Eliphaz was the orator. He would picture Hell to you as it really is. He made you see pretty much what it will be like to wriggle and turn and squirm, and never escape from burning. But Ezekiel Pim, though he seldom said more than three words, uttered those words with such alarming sincerity and had such a sure conviction shining in his eyes that searched right in your face as he said them, and his long hair waved so weirdly as his head shot forward when he said ``You're all damned,'' that Ezekiel Pim brought home to you that the vivid descriptions of Eliphaz really applied to you.
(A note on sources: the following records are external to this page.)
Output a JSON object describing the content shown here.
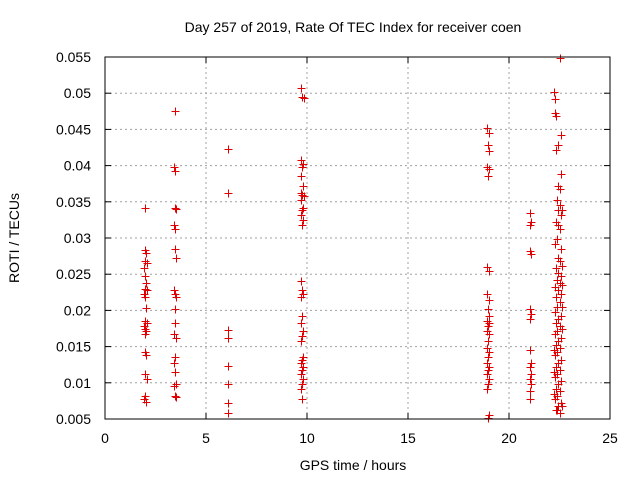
{
  "chart_data": {
    "type": "scatter",
    "title": "Day 257 of 2019, Rate Of TEC Index for receiver coen",
    "xlabel": "GPS time / hours",
    "ylabel": "ROTI / TECUs",
    "xlim": [
      0,
      25
    ],
    "ylim": [
      0.005,
      0.055
    ],
    "xticks": [
      "0",
      "5",
      "10",
      "15",
      "20",
      "25"
    ],
    "xtick_values": [
      0,
      5,
      10,
      15,
      20,
      25
    ],
    "yticks": [
      "0.005",
      "0.01",
      "0.015",
      "0.02",
      "0.025",
      "0.03",
      "0.035",
      "0.04",
      "0.045",
      "0.05",
      "0.055"
    ],
    "ytick_values": [
      0.005,
      0.01,
      0.015,
      0.02,
      0.025,
      0.03,
      0.035,
      0.04,
      0.045,
      0.05,
      0.055
    ],
    "grid": true,
    "marker": "+",
    "color": "#e00000",
    "series": [
      {
        "name": "ROTI",
        "points": [
          [
            2.0,
            0.0342
          ],
          [
            2.0,
            0.0283
          ],
          [
            2.05,
            0.0279
          ],
          [
            2.0,
            0.0268
          ],
          [
            2.1,
            0.0265
          ],
          [
            1.95,
            0.0258
          ],
          [
            2.0,
            0.0248
          ],
          [
            2.05,
            0.0238
          ],
          [
            2.0,
            0.023
          ],
          [
            2.1,
            0.0228
          ],
          [
            1.95,
            0.0222
          ],
          [
            2.0,
            0.0218
          ],
          [
            2.05,
            0.0203
          ],
          [
            2.0,
            0.0185
          ],
          [
            2.1,
            0.0182
          ],
          [
            1.95,
            0.0178
          ],
          [
            2.0,
            0.0175
          ],
          [
            2.05,
            0.0172
          ],
          [
            2.0,
            0.0168
          ],
          [
            2.0,
            0.0142
          ],
          [
            2.05,
            0.0138
          ],
          [
            2.0,
            0.0112
          ],
          [
            2.1,
            0.0105
          ],
          [
            2.0,
            0.0082
          ],
          [
            1.95,
            0.0078
          ],
          [
            2.05,
            0.0074
          ],
          [
            3.45,
            0.0475
          ],
          [
            3.4,
            0.0398
          ],
          [
            3.45,
            0.0392
          ],
          [
            3.45,
            0.0342
          ],
          [
            3.5,
            0.034
          ],
          [
            3.4,
            0.0318
          ],
          [
            3.45,
            0.0312
          ],
          [
            3.45,
            0.0285
          ],
          [
            3.5,
            0.0272
          ],
          [
            3.4,
            0.0228
          ],
          [
            3.45,
            0.0222
          ],
          [
            3.5,
            0.0218
          ],
          [
            3.45,
            0.0202
          ],
          [
            3.45,
            0.0182
          ],
          [
            3.4,
            0.0168
          ],
          [
            3.5,
            0.0162
          ],
          [
            3.45,
            0.0135
          ],
          [
            3.4,
            0.0128
          ],
          [
            3.45,
            0.0115
          ],
          [
            3.5,
            0.0098
          ],
          [
            3.4,
            0.0095
          ],
          [
            3.45,
            0.0082
          ],
          [
            3.5,
            0.0081
          ],
          [
            6.1,
            0.0423
          ],
          [
            6.1,
            0.0362
          ],
          [
            6.1,
            0.0173
          ],
          [
            6.1,
            0.0162
          ],
          [
            6.1,
            0.0123
          ],
          [
            6.1,
            0.0098
          ],
          [
            6.1,
            0.0072
          ],
          [
            6.1,
            0.0058
          ],
          [
            9.7,
            0.0507
          ],
          [
            9.75,
            0.0495
          ],
          [
            9.85,
            0.0493
          ],
          [
            9.7,
            0.0408
          ],
          [
            9.8,
            0.0402
          ],
          [
            9.75,
            0.0398
          ],
          [
            9.7,
            0.0385
          ],
          [
            9.8,
            0.0372
          ],
          [
            9.7,
            0.0362
          ],
          [
            9.75,
            0.036
          ],
          [
            9.85,
            0.0358
          ],
          [
            9.7,
            0.0352
          ],
          [
            9.8,
            0.0342
          ],
          [
            9.75,
            0.0338
          ],
          [
            9.7,
            0.0332
          ],
          [
            9.8,
            0.0325
          ],
          [
            9.75,
            0.0318
          ],
          [
            9.7,
            0.0241
          ],
          [
            9.75,
            0.0228
          ],
          [
            9.8,
            0.0222
          ],
          [
            9.7,
            0.0218
          ],
          [
            9.75,
            0.0192
          ],
          [
            9.7,
            0.0182
          ],
          [
            9.8,
            0.0172
          ],
          [
            9.75,
            0.0165
          ],
          [
            9.7,
            0.0158
          ],
          [
            9.8,
            0.0135
          ],
          [
            9.75,
            0.0132
          ],
          [
            9.7,
            0.0128
          ],
          [
            9.8,
            0.0122
          ],
          [
            9.75,
            0.0118
          ],
          [
            9.7,
            0.0112
          ],
          [
            9.8,
            0.0105
          ],
          [
            9.75,
            0.0098
          ],
          [
            9.7,
            0.0092
          ],
          [
            9.75,
            0.0078
          ],
          [
            18.9,
            0.0452
          ],
          [
            19.0,
            0.0445
          ],
          [
            18.95,
            0.0428
          ],
          [
            19.0,
            0.042
          ],
          [
            18.9,
            0.0398
          ],
          [
            19.0,
            0.0395
          ],
          [
            18.95,
            0.0385
          ],
          [
            18.9,
            0.026
          ],
          [
            19.0,
            0.0255
          ],
          [
            18.9,
            0.0222
          ],
          [
            19.0,
            0.0215
          ],
          [
            18.95,
            0.0202
          ],
          [
            19.0,
            0.0192
          ],
          [
            18.9,
            0.0185
          ],
          [
            19.0,
            0.0182
          ],
          [
            18.95,
            0.0178
          ],
          [
            18.9,
            0.0172
          ],
          [
            19.0,
            0.0168
          ],
          [
            18.95,
            0.0158
          ],
          [
            18.9,
            0.0148
          ],
          [
            19.0,
            0.0142
          ],
          [
            18.95,
            0.0135
          ],
          [
            18.9,
            0.0128
          ],
          [
            19.0,
            0.0122
          ],
          [
            18.95,
            0.0118
          ],
          [
            18.9,
            0.0112
          ],
          [
            19.0,
            0.0105
          ],
          [
            18.95,
            0.0098
          ],
          [
            18.9,
            0.0092
          ],
          [
            19.0,
            0.0055
          ],
          [
            18.95,
            0.0052
          ],
          [
            21.05,
            0.0335
          ],
          [
            21.1,
            0.0322
          ],
          [
            21.05,
            0.0318
          ],
          [
            21.05,
            0.0282
          ],
          [
            21.1,
            0.0278
          ],
          [
            21.05,
            0.0202
          ],
          [
            21.1,
            0.0195
          ],
          [
            21.05,
            0.0188
          ],
          [
            21.05,
            0.0145
          ],
          [
            21.1,
            0.0128
          ],
          [
            21.05,
            0.0122
          ],
          [
            21.1,
            0.0112
          ],
          [
            21.05,
            0.0105
          ],
          [
            21.1,
            0.0098
          ],
          [
            21.05,
            0.0088
          ],
          [
            21.05,
            0.0078
          ],
          [
            22.5,
            0.0548
          ],
          [
            22.25,
            0.0502
          ],
          [
            22.3,
            0.0492
          ],
          [
            22.3,
            0.0472
          ],
          [
            22.35,
            0.0468
          ],
          [
            22.55,
            0.0442
          ],
          [
            22.45,
            0.0428
          ],
          [
            22.35,
            0.0422
          ],
          [
            22.55,
            0.0388
          ],
          [
            22.45,
            0.0372
          ],
          [
            22.5,
            0.0368
          ],
          [
            22.4,
            0.0352
          ],
          [
            22.5,
            0.0345
          ],
          [
            22.45,
            0.0338
          ],
          [
            22.55,
            0.0332
          ],
          [
            22.35,
            0.0322
          ],
          [
            22.45,
            0.0318
          ],
          [
            22.5,
            0.0312
          ],
          [
            22.4,
            0.0298
          ],
          [
            22.3,
            0.0292
          ],
          [
            22.55,
            0.0285
          ],
          [
            22.45,
            0.0272
          ],
          [
            22.5,
            0.0268
          ],
          [
            22.35,
            0.0258
          ],
          [
            22.45,
            0.0252
          ],
          [
            22.55,
            0.0248
          ],
          [
            22.4,
            0.0242
          ],
          [
            22.5,
            0.0238
          ],
          [
            22.3,
            0.0232
          ],
          [
            22.45,
            0.0228
          ],
          [
            22.55,
            0.0222
          ],
          [
            22.35,
            0.0218
          ],
          [
            22.5,
            0.0212
          ],
          [
            22.4,
            0.0205
          ],
          [
            22.3,
            0.0198
          ],
          [
            22.55,
            0.0192
          ],
          [
            22.45,
            0.0188
          ],
          [
            22.35,
            0.0182
          ],
          [
            22.5,
            0.0178
          ],
          [
            22.4,
            0.0172
          ],
          [
            22.3,
            0.0168
          ],
          [
            22.55,
            0.0162
          ],
          [
            22.45,
            0.0158
          ],
          [
            22.35,
            0.0152
          ],
          [
            22.5,
            0.0148
          ],
          [
            22.4,
            0.0142
          ],
          [
            22.3,
            0.0138
          ],
          [
            22.55,
            0.0132
          ],
          [
            22.45,
            0.0128
          ],
          [
            22.35,
            0.0122
          ],
          [
            22.5,
            0.0118
          ],
          [
            22.4,
            0.0112
          ],
          [
            22.3,
            0.0108
          ],
          [
            22.55,
            0.0102
          ],
          [
            22.45,
            0.0098
          ],
          [
            22.35,
            0.0092
          ],
          [
            22.5,
            0.0088
          ],
          [
            22.4,
            0.0082
          ],
          [
            22.3,
            0.0078
          ],
          [
            22.55,
            0.0072
          ],
          [
            22.45,
            0.0068
          ],
          [
            22.35,
            0.0062
          ],
          [
            22.5,
            0.0058
          ],
          [
            22.4,
            0.0062
          ],
          [
            22.6,
            0.0068
          ],
          [
            22.25,
            0.0085
          ],
          [
            22.25,
            0.0115
          ],
          [
            22.25,
            0.0145
          ],
          [
            22.6,
            0.0175
          ],
          [
            22.6,
            0.0205
          ],
          [
            22.6,
            0.0235
          ],
          [
            22.6,
            0.0262
          ],
          [
            22.6,
            0.0338
          ]
        ]
      }
    ]
  }
}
People who lead bad lives get their sensibilities hardened. These did not care very much what Eliphaz said. But girls at school, and several governesses, and even some young clergy, were very much affected. Eliphaz Griggs and Ezekiel Pim seemed to bring Hell so near to you. You could almost feel it baking the Marble Arch from two to four on Sundays. And at four o'clock the Surbiton Branch of the International Anarchists used to come along, and Eliphaz Griggs and Ezekiel Pim would pack up their flag and go, for the pitch belonged to the Surbiton people till six; and the crank Movements punctiliously recognize each other's rights. If they fought among themselves, which is quite unthinkable, the police would run them in; it is the one thing that an anarchist in England may never do.
When the War came the two speakers doubled their efforts. The way they looked at it was that here was a counter-attraction taking people's minds off the subject of their own damnation just as they had got them to think about it. Eliphaz worked as he had never worked before; he spared nobody; but it was still Ezekiel Pim who somehow brought it most home to them.